What is the semicolon in C++?

Question

Roughly speaking in C++ there are:

• operators (+, -, *, [], new, ...)
• identifiers (names of classes, variables, functions,...)
• const literals (10, 2.5, "100", ...)
• some keywords (int, class, typename, mutable, ...)
• brackets ({, }, <, >)
• preprocessor (#, ## ...).

But what is the semicolon?

Answer 1

It represents the end of a C++ statement.

For example,

 int i=0;
 i++;

In the above code there are two statements. The first is for declaring the variable and the second one is for incrementing the value of variable by one.

Answer 2

It is part of the syntax and therein element of several statements. In EBNF:

<do-statement>
    ::= 'do' <statement> 'while' '(' <expression> ')' ';'

<goto-statement>
    ::= 'goto' <label> ';'

<for-statement>
    ::= 'for' '(' <for-initialization> ';' <for-control> ';' <for-iteration> ')' <statement>

<expression-statement>
    ::= <expression> ';'

<return-statement>
    ::= 'return' <expression> ';'

This list is not complete. Please see my comment.

Answer 3

If I recall correctly, Kernighan and Ritchie called it punctuation. Technically, it's just a token (or terminal, in compiler-speak), which can occur in specific places in the grammar, with a specific semantics in the language. The distinction between operators and other punctuation is somewhat artificial, but useful in the context of C or C++, since some tokens (,, = and :) can be either operators or punctuation, depending on context, e.g.:

f( a, b );      //  comma is punctuation
f( (a, b) );    //  comma is operator
a = b;          //  = is assignment operator
int a = b;      //  = is punctuation
x = c ? a : b;  //  colon is operator
label:          //  colon is punctuation

In the case of the first two, the distinction is important, since a user defined overload will only affect the operator, not punctuation.

Answer 4

The semicolon is a punctuator, see 2.13 §1

The lexical representation of C++ programs includes a number of preprocessing tokens which are used in the syntax of the preprocessor or are converted into tokens for operators and punctuators

Answer 5

';'s are often used to delimit one bit of C++ source code, indicating it's intentionally separate from the following code. To see how it's useful, let's imagine we didn't use it:

For example:

#include <iostream>

int f() { std::cout << "f()\n"; }
int g() { std::cout << "g()\n"; }

int main(int argc)
{
    std::cout << "message"

    "\0\1\0\1\1"[argc] ? f() : g();  // final ';' needed to make this compile
                                     // but imagine it's not there in this new
                                     // semicolon-less C++ variant....
} 

This (horrible) bit of code, called with no arguments such that argc is 1, prints:

ef()\n

Why not "messagef()\n"? That's what might be expected given first std::cout << "message", then "\0\1\0\1\1"[1] being '\1' - true in a boolean sense - suggests a call to f() printing f()\n?

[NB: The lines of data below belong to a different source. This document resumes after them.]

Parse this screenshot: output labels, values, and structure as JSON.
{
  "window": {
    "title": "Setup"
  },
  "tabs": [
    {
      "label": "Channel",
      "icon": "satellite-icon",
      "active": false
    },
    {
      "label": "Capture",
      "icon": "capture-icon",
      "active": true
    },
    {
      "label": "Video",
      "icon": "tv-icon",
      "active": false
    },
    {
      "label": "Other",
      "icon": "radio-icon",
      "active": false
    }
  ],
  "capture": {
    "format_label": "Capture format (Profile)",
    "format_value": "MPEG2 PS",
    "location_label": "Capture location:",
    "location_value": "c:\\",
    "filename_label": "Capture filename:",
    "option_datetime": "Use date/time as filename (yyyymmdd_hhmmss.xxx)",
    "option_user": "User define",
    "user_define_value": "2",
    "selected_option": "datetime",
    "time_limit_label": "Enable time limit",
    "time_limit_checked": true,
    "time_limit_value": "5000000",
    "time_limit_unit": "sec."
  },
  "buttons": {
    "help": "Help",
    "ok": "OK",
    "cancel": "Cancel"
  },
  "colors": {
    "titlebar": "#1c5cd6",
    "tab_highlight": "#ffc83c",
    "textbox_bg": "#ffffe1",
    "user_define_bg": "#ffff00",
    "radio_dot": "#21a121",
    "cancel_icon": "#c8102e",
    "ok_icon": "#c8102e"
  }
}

Because... (drumroll please)... in C++ adjacent string literals are concatenated, so the program's parsed like this:

std::cout << "message\0\1\0\1\1"[argc] ? f() : g();

What this does is:

• find the [argc/1] (second) character in "message\0\1\0\1\1", which is the first 'e'
• send that 'e' to std::cout (printing it)
• the ternary operator '?' triggers casting of std::cout to bool which produces true (because the printing presumably worked), so f() is called...!

Given this string literal concatenation is incredibly useful for specifying long strings (and even shorter multi-line strings in a readable format), we certainly wouldn't want to assume that such strings shouldn't be concatenated. Consequently, if the semicolon's gone then the compiler must assume the concatenation is intended, even though visually the layout of the code above implies otherwise.

That's a convoluted example of how C++ code with and with-out ';'s changes meaning. I'm sure if I or other readers think on it for a few minutes we could come up with other - and simpler - examples.

Anyway, the ';' is necessary to inform the compiler that statement termination/separation is intended.

Answer 6

The semicolon isn't given a specific name in the C++ standard. It's simply a character that's used in certain grammar productions (and it just happens to be at the end of them quite often, so it 'terminates' those grammatical constructs). For example, a semicolon character is at the end of the following parts of the C++ grammar (not necessarily a complete list):

• an expression-statement
• a do/while iteration-statement
• the various jump-statements
• the simple-declaration

Note that in an expression-statement, the expression is optional. That's why a 'run' of semicolons, ;;;;, is valid in many (but not all) places where a single one is.

Answer 7

The semicolon is a terminal, a token that terminates something. What exactly it terminates depends on the context.

Answer 8

The semicolon (;) is a command in C++. It tells the compiler that you're at the end of a command.

Answer 9

Semicolon is a statement terminator.

Answer 10

The semicolon lets the compiler know that it's reached the end of a command AFAIK.

Answer 11

Semicolon denotes sequential composition. It is also used to delineate declarations.